It was during our sojourn at Genoa that King William IV. bestowed on my father the Guelphic and Hanoverian Order, which his Majesty was very fond of dispensing. When the news of the decoration reached Genoa, we received visits of congratulation from all our friends, and at the same time letters and notes offering sympathy to my mother upon what was considered a very questionable elevation.
How grieved I was when the time came to leave beautiful Genoa! The Carnival had been so enjoyable, the fun so “fast and furious,” and the opera season so delightful. We had been almost every night to the theatre, having a box placed at our disposal by one or other of our Genoese friends. Visits were paid from one box to another by all the gentlemen of our acquaintance, and the society thus enjoyed was on an easy and agreeable footing. The prima donna at the time I am speaking of was, strange as it may appear, a German by birth, and Madame Ungher was, in my opinion, the finest actress I have ever seen, scarcely excepting Rachel or Ristori. She was not remarkable for beauty, but had a noble presence, was graceful in her movements, and her singing was replete with expression, dignity and pathos. In the opera of the Pirata, I shall never forget the scene in which she implores her child to intercede with his father in her behalf. I was forcibly reminded of this incident the other day, in witnessing Miss Mary Anderson’s beautiful impersonation of Hermione in the Winter’s Tale, and the touching dialogue between her and the little Prince, when she showed the same tenderness, the same winning grace, but enhanced by an extreme loveliness with which Madame Ungher was not endowed.
“BALLETS D’ACTION”
At that period ballets d’action were in great repute.

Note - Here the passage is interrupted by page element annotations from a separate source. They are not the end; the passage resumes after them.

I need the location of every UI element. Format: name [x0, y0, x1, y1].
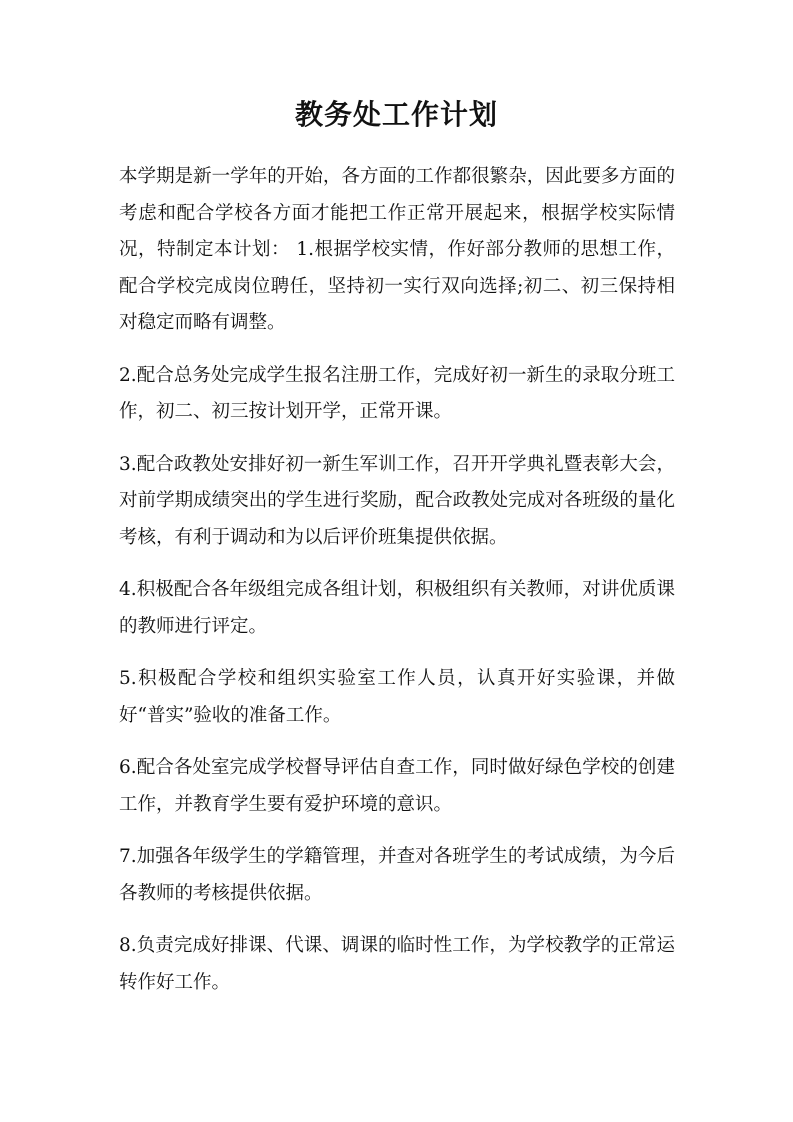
- document-body: [119, 159, 675, 1017]
- paragraph-item-2: 2.配合总务处完成学生报名注册工作，完成好初一新生的录取分班工作，初二、初三按计划开学，正常开课。: [119, 364, 675, 422]
- paragraph-item-5: 5.积极配合学校和组织实验室工作人员，认真开好实验课，并做好“普实”验收的准备工作。: [119, 668, 675, 726]
- document-title: 教务处工作计划: [294, 98, 498, 131]
- paragraph-item-3: 3.配合政教处安排好初一新生军训工作，召开开学典礼暨表彰大会，对前学期成绩突出的学生进行奖励，配合政教处完成对各班级的量化考核，有利于调动和为以后评价班集提供依据。: [119, 453, 675, 548]
- paragraph-intro: 本学期是新一学年的开始，各方面的工作都很繁杂，因此要多方面的考虑和配合学校各方面才能把工作正常开展起来，根据学校实际情况，特制定本计划： 1.根据学校实情，作好部分教师的思想工作，配合学校完成岗位聘任，坚持初一实行双向选择;初二、初三保持相对稳定而略有调整。: [119, 166, 675, 333]
- paragraph-item-6: 6.配合各处室完成学校督导评估自查工作，同时做好绿色学校的创建工作，并教育学生要有爱护环境的意识。: [119, 757, 675, 815]
- paragraph-item-4: 4.积极配合各年级组完成各组计划，积极组织有关教师，对讲优质课的教师进行评定。: [119, 579, 675, 637]
- paragraph-item-7: 7.加强各年级学生的学籍管理，并查对各班学生的考试成绩，为今后各教师的考核提供依据。: [119, 846, 675, 904]
- paragraph-item-8: 8.负责完成好排课、代课、调课的临时性工作，为学校教学的正常运转作好工作。: [119, 935, 675, 993]
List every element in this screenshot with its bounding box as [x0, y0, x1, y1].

They generally occurred between the middle acts of the opera and were, as I considered, an unreasonable interruption, in every sense of the word. Besides, I wearied of the constant repetition of the same insipid pantomime; and the invariable story of the “Two Rivals” was commonplace in the highest degree.
One evening I turned to a gentleman who sat beside me, and expressed my impatience, finding fault in rather an irritable tone with the prima ballerina for killing herself, and, “Why does she not rather kill her rival?” I asked of him.
My companion was a matter-of-fact personage, and after gazing at me for some time with an expression of disapprobation: “Comment, Mademoiselle,” he exclaimed, “sous une chevelure ainsi blonde vous cachez des passions ainsi violentes?” I have often thought that we blondes labour under a great responsibility, as we are generally supposed (in fiction at least) to be mild and virtuous, calm and placable.
I can recall most vividly an amusing evening spent at the Veglione. My eldest brother tried to persuade us to go to the masquerade that night, but we (my mother, my sister and myself) were very deceitful, complained of sleepiness and disinclination for the task to which he was looking forward. In the meantime we had surreptitiously made assignations with three of our friends to meet us at the door of the theatre and be our escort for the night. Our hotel was situated on the port, and we had, therefore, to pass through several of the narrow streets en route for San Carlo, which could only be traversed by sedan chairs.
During the many years I have passed in Italy, I have never seen above three instances of drunkenness in the streets, but this evening I was unfortunate. My chair swayed about from side to side, as if I were in a steamboat, and at last came to a dead stop, and our faithful servant Henry, who was walking by my side, lifting up the top and opening the door, informed me of the reason, while turning to the chairmen he heaped upon them in his very best Italian a storm of indignant invectives, at the same time sending back the more sober of the two to the hotel, to summon another pair of bearers. Issuing from the sedan, in all the splendour and magnificence of a Turkish Sultana with an entire mask, I began to add my indignant rebukes to those of Henry, when the ludicrousness of the position came home so forcibly to me that I stopped in my harangue. Glittering with gold and silver and false jewels, and of the commanding stature of five foot nothing, I must have greatly impressed those guilty men. Remembering, however, that my “paper face,” as the Italians call an entire mask, was expressive of inane good humour and the blandest of smiles, I came down from my pinnacle of sublime virtue, and retreated into my chair until the appearance of my new bearers. Arrived at the theatre, and joined by our cavaliers, we mixed in the motley throng on mischief bent.
A MASQUERADE
My companion, being one of the leaders of society, who knew all about everybody and everything in that society, was of the greatest use in prompting my sallies and in enlightening me when I was at a loss.